Certain other areas of WorldServer are affected by character encodings. The general.properties file contains several settings that control encodings, as described in the following paragraphs. Please note that changing general.properties usually requires access to the filesystem of the WorldServer installation computer.

Anytime WorldServer creates a ZIP file, it automatically encodes filenames in the ZIP archive using UTF-8 encoding. Some localized versions of Windows use different encodings to read the ZIP file, however. If the encodings do not match, the extracted filenames may be corrupt if they contain non-ASCII characters. To avoid this issue, it is best not to use non-ASCII characters in your filenames.

If your filenames must contain non-ASCII characters, you can work around the problem by configuring the setting zip_encoding in the general.properties file. Change this setting from the default (UTF-8) to the encoding of the end-users' local systems. For example, for Japanese use MS932. Note that this is a system-wide setting for WorldServer, so you may not want to change it if you have end users with a variety of localized versions of Windows.

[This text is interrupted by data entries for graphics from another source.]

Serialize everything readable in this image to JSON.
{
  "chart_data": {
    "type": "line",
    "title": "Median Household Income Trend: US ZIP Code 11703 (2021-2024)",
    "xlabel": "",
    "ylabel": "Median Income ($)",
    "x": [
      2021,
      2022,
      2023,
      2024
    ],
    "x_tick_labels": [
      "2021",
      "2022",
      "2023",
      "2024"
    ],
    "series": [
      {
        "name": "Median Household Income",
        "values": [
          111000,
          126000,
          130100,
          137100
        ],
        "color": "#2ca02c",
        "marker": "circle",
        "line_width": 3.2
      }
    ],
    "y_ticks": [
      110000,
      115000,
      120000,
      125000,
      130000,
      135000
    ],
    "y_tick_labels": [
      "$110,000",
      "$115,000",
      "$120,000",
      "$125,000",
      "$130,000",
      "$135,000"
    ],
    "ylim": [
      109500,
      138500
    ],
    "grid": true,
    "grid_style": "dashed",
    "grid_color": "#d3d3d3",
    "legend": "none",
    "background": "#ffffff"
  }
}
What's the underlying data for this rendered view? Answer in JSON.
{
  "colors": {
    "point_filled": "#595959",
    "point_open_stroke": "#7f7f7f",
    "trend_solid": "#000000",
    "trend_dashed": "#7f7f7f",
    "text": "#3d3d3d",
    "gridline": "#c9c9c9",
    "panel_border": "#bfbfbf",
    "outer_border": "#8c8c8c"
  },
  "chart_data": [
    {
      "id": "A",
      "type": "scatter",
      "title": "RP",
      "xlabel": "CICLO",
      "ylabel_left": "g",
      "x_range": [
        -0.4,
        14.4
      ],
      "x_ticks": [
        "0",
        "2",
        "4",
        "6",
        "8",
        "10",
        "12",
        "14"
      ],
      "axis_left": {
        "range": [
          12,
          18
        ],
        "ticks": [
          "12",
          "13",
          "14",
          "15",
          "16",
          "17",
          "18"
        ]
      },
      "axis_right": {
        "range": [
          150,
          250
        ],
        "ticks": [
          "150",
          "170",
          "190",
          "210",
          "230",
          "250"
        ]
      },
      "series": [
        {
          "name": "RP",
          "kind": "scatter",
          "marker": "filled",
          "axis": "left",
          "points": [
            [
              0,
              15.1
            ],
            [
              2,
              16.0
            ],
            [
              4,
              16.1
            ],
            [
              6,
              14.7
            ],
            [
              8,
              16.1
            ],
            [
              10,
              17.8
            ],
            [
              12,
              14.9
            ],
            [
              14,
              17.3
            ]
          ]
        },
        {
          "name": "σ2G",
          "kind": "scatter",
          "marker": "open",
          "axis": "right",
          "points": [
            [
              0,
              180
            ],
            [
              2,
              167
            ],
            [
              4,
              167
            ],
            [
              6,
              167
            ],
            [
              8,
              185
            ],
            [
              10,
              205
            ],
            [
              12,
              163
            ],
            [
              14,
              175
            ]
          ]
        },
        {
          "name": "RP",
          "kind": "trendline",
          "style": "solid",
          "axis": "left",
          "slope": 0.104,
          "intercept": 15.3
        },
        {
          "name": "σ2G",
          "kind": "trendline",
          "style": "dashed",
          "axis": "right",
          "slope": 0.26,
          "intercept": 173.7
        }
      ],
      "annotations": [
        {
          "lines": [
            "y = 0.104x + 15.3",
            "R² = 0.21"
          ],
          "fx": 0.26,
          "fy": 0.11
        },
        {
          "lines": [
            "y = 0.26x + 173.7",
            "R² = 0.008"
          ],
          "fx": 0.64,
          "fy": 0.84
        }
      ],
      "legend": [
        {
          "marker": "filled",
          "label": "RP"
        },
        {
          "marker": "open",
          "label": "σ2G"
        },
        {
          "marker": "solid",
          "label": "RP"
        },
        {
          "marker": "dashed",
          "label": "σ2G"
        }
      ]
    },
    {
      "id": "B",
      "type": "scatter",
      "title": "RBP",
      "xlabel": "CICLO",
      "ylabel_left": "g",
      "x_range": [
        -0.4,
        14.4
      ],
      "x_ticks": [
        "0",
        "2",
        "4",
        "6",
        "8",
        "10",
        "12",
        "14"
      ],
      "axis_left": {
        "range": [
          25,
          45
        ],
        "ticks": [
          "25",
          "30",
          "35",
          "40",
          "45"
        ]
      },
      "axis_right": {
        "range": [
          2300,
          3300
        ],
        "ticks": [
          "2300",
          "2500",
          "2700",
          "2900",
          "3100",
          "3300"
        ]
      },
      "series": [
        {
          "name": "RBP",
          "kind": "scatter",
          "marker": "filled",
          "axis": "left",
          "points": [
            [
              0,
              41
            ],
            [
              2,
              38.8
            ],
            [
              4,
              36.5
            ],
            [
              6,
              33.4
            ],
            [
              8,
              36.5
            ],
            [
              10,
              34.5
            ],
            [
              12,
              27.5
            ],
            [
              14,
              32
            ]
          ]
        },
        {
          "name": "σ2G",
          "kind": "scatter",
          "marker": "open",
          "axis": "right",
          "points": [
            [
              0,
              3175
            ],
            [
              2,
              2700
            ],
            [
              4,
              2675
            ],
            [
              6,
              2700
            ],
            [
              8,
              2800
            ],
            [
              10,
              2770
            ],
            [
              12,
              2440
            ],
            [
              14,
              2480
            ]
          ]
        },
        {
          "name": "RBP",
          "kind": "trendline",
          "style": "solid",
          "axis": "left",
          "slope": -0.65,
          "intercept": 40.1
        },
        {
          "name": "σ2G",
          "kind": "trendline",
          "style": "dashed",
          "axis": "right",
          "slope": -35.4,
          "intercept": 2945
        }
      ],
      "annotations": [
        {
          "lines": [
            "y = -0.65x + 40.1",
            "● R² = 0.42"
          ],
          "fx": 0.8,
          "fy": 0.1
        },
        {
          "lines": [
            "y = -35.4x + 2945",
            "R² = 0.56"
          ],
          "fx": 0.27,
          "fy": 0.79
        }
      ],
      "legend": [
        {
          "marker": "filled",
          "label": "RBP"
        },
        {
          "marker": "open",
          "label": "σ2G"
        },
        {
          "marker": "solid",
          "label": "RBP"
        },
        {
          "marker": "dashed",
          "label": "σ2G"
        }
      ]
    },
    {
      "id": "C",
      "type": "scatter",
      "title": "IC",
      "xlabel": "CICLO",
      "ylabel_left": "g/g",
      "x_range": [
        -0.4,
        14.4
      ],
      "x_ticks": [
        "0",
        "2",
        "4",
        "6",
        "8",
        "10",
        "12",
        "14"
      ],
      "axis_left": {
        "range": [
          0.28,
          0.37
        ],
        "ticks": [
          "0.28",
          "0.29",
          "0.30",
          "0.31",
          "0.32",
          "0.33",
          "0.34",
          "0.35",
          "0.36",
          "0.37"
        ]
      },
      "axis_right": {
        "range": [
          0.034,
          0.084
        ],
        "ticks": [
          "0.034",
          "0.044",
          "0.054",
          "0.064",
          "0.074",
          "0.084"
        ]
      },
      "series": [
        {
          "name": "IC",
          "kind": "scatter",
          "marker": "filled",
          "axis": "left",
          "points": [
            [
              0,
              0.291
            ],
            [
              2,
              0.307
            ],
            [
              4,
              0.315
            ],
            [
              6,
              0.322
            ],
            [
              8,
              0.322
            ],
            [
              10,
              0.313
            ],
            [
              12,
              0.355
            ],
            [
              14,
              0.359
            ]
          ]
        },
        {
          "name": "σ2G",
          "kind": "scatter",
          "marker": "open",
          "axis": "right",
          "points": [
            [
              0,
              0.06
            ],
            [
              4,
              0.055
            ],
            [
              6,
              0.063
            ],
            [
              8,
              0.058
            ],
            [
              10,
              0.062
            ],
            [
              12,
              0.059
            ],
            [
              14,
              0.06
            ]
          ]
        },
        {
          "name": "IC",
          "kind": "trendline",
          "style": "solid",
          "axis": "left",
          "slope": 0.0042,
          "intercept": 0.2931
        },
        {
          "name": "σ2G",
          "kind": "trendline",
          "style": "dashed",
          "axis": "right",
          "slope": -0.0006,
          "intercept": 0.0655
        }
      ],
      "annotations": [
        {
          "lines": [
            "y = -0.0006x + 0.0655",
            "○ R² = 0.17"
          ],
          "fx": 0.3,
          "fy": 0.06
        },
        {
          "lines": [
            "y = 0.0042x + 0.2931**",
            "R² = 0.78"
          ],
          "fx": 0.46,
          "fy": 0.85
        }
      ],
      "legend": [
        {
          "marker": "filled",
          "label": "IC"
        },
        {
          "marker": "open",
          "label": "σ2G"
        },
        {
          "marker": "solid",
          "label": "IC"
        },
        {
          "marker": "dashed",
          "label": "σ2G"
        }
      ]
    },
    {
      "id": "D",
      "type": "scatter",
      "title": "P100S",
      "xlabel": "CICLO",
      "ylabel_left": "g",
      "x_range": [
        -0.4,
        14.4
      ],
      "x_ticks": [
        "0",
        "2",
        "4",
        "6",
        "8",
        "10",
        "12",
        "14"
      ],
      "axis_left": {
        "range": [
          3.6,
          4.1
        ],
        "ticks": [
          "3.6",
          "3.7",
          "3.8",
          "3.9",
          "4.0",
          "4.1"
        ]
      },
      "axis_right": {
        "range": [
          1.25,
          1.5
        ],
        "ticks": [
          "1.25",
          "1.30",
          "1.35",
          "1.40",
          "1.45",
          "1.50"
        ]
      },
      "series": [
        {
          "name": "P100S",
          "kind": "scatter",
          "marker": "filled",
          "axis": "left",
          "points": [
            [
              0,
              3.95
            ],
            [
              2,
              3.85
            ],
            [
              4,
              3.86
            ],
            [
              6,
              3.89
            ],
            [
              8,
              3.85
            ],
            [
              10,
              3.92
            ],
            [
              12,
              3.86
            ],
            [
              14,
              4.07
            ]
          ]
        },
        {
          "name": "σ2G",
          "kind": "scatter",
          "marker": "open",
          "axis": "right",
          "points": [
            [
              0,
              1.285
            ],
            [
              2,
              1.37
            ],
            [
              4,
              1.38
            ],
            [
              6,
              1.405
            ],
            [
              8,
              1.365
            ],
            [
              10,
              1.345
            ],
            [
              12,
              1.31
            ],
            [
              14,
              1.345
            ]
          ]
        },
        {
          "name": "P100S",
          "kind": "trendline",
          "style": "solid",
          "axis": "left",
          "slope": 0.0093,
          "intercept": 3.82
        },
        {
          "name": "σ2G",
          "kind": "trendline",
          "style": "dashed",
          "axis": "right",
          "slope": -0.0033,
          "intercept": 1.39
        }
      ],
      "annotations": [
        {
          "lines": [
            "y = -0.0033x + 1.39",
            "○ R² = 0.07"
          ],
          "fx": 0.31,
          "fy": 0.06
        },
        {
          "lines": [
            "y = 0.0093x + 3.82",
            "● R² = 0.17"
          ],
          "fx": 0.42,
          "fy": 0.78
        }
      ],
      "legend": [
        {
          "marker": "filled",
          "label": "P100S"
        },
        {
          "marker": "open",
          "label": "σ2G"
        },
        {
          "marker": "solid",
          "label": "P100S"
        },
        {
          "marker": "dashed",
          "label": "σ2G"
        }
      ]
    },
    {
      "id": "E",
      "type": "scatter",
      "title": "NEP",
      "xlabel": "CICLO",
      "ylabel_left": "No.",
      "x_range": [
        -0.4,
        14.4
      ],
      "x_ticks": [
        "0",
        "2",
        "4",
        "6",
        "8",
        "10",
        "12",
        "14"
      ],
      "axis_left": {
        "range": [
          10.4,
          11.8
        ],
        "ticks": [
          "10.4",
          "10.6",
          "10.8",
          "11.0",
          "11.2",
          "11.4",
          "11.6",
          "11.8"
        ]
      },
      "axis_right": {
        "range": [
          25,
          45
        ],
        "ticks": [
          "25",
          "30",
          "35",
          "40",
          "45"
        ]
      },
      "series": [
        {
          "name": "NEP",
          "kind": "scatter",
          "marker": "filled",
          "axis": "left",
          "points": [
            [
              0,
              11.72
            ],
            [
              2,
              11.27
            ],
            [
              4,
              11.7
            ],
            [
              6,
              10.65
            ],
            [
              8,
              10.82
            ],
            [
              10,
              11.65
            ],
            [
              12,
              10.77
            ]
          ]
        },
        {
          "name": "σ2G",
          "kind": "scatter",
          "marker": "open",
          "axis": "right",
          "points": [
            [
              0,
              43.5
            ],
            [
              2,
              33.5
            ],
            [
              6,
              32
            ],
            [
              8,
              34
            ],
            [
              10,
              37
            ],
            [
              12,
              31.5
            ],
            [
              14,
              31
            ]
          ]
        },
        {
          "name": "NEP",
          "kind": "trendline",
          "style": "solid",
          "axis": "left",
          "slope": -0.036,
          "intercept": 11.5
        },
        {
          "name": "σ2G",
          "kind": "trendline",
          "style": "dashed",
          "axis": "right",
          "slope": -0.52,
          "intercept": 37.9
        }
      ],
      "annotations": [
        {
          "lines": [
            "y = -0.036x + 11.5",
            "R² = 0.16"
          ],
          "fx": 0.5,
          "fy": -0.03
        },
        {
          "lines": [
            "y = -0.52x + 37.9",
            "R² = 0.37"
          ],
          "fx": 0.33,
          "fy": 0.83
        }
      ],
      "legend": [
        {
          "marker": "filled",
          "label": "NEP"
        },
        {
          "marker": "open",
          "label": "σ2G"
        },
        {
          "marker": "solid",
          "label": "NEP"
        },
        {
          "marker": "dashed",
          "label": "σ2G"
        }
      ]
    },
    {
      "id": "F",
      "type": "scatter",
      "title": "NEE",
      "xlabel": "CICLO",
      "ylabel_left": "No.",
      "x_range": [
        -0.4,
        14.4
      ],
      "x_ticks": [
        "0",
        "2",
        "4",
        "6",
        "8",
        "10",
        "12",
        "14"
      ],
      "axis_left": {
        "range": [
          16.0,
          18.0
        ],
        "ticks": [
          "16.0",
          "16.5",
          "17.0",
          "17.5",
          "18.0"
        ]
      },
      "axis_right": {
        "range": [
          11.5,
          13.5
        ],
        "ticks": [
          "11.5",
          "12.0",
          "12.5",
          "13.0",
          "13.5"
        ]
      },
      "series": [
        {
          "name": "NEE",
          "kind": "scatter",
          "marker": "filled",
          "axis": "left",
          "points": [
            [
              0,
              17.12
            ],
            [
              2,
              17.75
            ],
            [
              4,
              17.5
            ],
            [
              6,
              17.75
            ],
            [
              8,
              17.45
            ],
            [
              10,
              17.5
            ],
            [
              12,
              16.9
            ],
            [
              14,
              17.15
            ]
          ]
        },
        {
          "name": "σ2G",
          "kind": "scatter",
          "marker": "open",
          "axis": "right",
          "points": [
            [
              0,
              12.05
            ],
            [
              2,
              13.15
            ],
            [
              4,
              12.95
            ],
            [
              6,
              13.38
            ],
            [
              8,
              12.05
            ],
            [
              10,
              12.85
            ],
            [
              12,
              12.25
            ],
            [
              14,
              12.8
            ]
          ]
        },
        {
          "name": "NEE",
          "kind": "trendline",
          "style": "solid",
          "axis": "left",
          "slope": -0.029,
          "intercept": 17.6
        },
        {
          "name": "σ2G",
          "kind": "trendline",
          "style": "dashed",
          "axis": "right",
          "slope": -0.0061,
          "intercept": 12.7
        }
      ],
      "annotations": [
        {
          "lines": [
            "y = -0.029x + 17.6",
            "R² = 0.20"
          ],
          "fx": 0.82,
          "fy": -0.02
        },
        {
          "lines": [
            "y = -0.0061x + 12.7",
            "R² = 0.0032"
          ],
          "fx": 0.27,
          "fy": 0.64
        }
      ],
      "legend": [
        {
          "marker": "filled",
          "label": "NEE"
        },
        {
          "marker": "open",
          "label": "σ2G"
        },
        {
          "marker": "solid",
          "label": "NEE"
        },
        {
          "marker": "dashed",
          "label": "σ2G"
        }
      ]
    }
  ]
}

Another property in general.propertiescsv_encoding — governs the encoding WorldServer uses for writing Unicode characters while exporting scoping reports in CSV format. When a CSV file is opened in Excel, the text renders properly only if it uses the encoding that Excel expects. For example, on Japanese Windows, Excel assumes CSV files will be encoded using Windows-932. To enable this conversion, remove the comment from the line # csv_encoding=Windows-932. Additionally, comment out the line csv_encoding=utf-8.

The property win1252_conversion in the general.properties file controls whether WorldServer should map character entities in the 128-159 range from Windows-1252 encoding to their proper Unicode counterparts. According to the HTML specification, numeric entities should be coded using Unicode values, and WorldServer normally expects Unicode values as well. However, sometimes entities are coded using Windows-1252, and many Web browsers display them correctly. (Windows-1252 corresponds exactly to Unicode for many characters. In the 128-159 character range, though, the values differ. For example, the Euro character is represented by the numeric value 128 in Windows-1252 and by the numeric value 8364 in Unicode.) If your HTML file uses numeric entities in this range encoded in Windows-1252, WorldServer cannot display them correctly by default. To correct the display, set win1252_conversion to true, so WorldServer converts these characters into their Unicode counterparts during translation.

For information about which encodings to use with particular file types, see the topics related to those file types.